The formula you gave does indeed create a line segment at $y=1$ between $x=-\sqrt{a}$ and $x=\sqrt{a}$, so your logic is correct. The way you've written the formula is slightly redundant, though. For example, the $\ln$ and the $e$ in the second term cancel each other out. With a couple other simplifications, your formula can be reduced to $$\ln\left(\sqrt{a-x^2}\right)-\ln\left(\sqrt{a-x^2}\right)+1$$
As you might have already figured out, the fact that this function isn't defined for $-\sqrt{a}<x<\sqrt{a}$ means that even though the first two terms look like they should cancel each other out completely, they still affect the final result. That's pretty cool!

For a more general approach to plotting a function with restricted domain, check out this question and my answer to it.

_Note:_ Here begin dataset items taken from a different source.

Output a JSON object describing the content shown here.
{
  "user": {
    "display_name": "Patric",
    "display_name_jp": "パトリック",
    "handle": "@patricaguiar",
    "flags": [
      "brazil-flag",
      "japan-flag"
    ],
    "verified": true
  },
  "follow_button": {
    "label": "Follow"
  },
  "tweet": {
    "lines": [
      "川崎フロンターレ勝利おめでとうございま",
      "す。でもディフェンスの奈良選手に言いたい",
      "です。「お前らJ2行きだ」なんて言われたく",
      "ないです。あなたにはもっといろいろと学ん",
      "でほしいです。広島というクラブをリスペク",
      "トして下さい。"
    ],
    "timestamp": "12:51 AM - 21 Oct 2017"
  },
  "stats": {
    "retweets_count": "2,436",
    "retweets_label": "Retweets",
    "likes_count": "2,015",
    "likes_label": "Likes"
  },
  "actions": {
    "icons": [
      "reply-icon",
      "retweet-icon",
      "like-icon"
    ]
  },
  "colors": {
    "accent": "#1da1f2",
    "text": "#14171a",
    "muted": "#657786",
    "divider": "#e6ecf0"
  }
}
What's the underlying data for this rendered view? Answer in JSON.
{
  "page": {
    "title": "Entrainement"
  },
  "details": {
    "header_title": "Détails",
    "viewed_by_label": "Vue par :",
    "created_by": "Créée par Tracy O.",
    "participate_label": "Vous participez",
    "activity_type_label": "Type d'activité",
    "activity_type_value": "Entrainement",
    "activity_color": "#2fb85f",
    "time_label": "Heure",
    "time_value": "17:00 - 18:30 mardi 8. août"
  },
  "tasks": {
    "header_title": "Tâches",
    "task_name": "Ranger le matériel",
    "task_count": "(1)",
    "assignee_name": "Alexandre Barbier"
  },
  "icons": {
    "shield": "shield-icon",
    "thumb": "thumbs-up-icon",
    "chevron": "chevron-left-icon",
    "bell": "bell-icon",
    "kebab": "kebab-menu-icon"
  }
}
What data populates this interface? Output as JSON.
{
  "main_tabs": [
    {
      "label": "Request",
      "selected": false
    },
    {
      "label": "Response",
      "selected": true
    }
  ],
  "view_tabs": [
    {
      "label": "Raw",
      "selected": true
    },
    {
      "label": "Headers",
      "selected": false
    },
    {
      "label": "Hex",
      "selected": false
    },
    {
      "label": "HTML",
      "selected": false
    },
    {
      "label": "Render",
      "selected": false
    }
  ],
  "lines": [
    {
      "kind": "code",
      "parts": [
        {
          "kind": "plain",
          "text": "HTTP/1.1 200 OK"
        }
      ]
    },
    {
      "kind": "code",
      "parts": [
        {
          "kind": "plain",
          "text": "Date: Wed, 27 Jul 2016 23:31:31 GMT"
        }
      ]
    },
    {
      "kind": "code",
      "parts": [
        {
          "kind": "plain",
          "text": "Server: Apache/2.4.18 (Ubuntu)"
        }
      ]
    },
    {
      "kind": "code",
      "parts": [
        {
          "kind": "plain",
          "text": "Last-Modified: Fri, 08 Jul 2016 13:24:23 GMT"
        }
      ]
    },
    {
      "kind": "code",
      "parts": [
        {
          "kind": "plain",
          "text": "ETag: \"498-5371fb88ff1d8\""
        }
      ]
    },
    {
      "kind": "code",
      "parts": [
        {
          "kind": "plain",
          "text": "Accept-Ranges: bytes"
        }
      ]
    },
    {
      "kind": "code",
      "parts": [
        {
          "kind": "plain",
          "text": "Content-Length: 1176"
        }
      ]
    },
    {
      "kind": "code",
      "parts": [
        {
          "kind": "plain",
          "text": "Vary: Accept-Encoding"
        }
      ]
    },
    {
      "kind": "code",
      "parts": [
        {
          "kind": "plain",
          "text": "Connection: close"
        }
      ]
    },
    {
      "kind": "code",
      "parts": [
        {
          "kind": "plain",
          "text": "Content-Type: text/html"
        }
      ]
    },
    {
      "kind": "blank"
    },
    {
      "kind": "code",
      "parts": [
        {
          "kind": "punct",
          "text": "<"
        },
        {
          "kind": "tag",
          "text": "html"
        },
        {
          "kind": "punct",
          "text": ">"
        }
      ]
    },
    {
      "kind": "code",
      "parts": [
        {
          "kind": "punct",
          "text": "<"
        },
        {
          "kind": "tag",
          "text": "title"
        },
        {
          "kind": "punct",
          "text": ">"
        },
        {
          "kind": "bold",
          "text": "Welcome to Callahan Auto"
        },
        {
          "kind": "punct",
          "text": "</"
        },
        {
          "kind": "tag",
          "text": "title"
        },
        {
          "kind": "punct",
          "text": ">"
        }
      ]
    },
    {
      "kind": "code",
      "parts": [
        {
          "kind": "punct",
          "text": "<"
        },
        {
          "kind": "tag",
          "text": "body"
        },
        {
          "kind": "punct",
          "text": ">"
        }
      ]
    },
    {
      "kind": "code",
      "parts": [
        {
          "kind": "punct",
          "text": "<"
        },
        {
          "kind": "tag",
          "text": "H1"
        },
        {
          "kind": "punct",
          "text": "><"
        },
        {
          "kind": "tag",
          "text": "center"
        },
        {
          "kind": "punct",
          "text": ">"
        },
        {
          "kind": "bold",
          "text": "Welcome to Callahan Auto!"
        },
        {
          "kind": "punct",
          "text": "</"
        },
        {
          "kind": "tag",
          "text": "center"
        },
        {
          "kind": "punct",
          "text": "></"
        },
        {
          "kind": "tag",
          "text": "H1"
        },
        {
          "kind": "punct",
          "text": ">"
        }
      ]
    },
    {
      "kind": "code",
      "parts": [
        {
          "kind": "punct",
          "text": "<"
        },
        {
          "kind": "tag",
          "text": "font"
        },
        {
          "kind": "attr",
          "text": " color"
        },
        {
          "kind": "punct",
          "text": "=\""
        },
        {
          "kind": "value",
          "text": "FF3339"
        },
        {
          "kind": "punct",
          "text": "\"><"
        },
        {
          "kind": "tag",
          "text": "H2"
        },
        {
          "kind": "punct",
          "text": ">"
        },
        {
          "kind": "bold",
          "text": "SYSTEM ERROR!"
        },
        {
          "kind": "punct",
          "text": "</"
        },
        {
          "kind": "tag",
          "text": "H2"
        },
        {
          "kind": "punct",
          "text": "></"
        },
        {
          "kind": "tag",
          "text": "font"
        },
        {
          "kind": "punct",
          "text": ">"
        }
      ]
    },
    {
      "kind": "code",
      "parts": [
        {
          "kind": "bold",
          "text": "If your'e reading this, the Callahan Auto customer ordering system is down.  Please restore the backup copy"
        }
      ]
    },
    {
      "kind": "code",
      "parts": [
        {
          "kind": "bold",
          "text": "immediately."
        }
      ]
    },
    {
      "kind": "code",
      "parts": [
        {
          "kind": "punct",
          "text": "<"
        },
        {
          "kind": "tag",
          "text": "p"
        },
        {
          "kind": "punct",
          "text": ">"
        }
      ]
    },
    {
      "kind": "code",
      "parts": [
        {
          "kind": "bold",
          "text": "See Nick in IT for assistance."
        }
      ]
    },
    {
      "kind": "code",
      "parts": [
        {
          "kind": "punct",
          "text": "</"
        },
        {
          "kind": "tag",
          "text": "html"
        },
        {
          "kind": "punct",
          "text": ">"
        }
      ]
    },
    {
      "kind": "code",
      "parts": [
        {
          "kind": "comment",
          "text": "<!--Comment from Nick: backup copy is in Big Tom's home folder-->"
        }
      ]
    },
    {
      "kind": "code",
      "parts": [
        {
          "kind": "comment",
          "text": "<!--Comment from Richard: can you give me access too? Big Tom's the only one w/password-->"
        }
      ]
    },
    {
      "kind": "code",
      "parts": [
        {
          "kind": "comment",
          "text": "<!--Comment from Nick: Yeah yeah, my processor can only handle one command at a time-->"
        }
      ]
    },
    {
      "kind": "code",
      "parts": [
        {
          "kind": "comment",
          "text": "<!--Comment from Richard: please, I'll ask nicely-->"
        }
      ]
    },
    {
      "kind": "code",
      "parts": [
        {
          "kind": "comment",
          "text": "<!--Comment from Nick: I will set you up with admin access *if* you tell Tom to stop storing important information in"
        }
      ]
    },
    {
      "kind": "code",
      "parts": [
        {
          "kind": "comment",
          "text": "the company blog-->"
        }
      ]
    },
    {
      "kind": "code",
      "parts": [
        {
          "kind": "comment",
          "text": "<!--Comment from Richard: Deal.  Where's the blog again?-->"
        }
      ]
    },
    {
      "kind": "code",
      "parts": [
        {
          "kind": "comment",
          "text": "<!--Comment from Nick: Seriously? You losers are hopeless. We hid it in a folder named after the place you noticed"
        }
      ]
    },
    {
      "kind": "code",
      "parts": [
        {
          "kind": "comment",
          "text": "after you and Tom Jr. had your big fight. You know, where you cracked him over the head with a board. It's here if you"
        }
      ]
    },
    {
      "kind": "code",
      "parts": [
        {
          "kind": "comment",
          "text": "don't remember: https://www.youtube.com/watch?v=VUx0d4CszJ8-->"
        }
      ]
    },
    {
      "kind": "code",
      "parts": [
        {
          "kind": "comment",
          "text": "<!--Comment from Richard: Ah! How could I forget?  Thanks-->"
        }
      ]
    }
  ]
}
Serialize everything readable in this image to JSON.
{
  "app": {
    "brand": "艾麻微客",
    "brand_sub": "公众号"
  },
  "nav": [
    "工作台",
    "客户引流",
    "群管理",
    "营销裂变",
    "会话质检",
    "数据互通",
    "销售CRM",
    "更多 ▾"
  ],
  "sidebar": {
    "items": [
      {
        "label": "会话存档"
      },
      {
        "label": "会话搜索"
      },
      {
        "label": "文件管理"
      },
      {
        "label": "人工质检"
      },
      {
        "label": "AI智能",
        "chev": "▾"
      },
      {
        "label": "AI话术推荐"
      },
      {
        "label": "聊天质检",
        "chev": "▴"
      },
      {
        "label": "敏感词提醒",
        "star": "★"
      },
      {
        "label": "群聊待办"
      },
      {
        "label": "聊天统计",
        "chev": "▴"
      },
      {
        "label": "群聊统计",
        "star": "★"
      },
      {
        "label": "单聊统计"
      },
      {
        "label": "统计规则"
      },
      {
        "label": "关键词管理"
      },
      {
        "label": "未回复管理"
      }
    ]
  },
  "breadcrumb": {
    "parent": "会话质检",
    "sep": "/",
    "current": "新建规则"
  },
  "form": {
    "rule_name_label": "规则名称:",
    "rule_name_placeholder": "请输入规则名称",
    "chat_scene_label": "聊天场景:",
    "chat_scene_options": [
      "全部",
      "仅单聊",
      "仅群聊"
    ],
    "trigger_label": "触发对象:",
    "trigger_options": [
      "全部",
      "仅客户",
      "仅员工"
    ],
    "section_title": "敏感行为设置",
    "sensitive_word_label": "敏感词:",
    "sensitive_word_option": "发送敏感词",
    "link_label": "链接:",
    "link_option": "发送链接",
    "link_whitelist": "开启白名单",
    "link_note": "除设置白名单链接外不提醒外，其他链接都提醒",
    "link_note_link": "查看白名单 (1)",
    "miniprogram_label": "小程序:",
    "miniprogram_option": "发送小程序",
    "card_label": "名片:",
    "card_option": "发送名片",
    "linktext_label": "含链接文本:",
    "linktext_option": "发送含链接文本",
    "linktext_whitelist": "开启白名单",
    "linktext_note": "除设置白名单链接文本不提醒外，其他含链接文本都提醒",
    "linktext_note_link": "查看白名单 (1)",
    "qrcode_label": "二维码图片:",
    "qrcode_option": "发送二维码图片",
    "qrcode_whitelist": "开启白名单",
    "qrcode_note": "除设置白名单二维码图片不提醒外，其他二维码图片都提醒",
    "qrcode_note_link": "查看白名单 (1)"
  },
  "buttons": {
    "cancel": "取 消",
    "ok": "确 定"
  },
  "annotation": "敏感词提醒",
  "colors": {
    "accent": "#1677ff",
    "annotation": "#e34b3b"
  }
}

Essentially, for any function $f(x)$, you can plot a modified version (call it $g(x)$) that looks like this: $$g(x)=f(x)\sqrt{\frac{||x-b|-a|}{|x-b|-a}}$$ This will plot the portion of $f(x)$ centered at $x=b$ that is $a$ units wide in either direction.
A: This is rather extremely complicated almost to a ludicrous extreme.
$\ln$ and $\exp$ are inverses so you can simplify this to:
$\ln\left(\sqrt{9-x^2}\right)-\ln\left(\exp\left(\frac{\ln\left(\left(9-x^2\right)^2\right)}{4}\right)\right)+1$
$\ln\left(\sqrt{9-x^2}\right)-\left(\frac{\ln\left(\left(9-x^2\right)^2\right)}{4}\right)+1=$
$\frac 12 \ln(9-x^2) - \frac {2\ln (9-x^2)}4 + 1 =$
$\frac 12 \ln (9-x^2) - \frac 12 \ln (9-x^2) + 1=$
$1$.
....
From what I can figure you have the equation of the line to begin with:  $y=1$.  So the line is simply all the points $(x, 1)$.
To get the equation from any two endpoints $(-3,1)$ and $(3,1)$ you really should just use the simple equation.
Endpoint 1: is $(x_1, y_1) = (3, 1)$.  Endpoint 2: is $(x_2, y_2) = (-3,1)$.  Slope is $m = \frac {y_2 - y_1}{x_2 - x_1} = \frac {1-1}{3-(-3)} = \frac 0 6 = 0$.
And the formula is $y - y_1 = m(x - x_1)$ or
$y - 1 = 0(x-3)$ or
$y - 1= 0$ or
$y = 1$.
That's it that's the equation of the line.  Which you knew from the very beginning.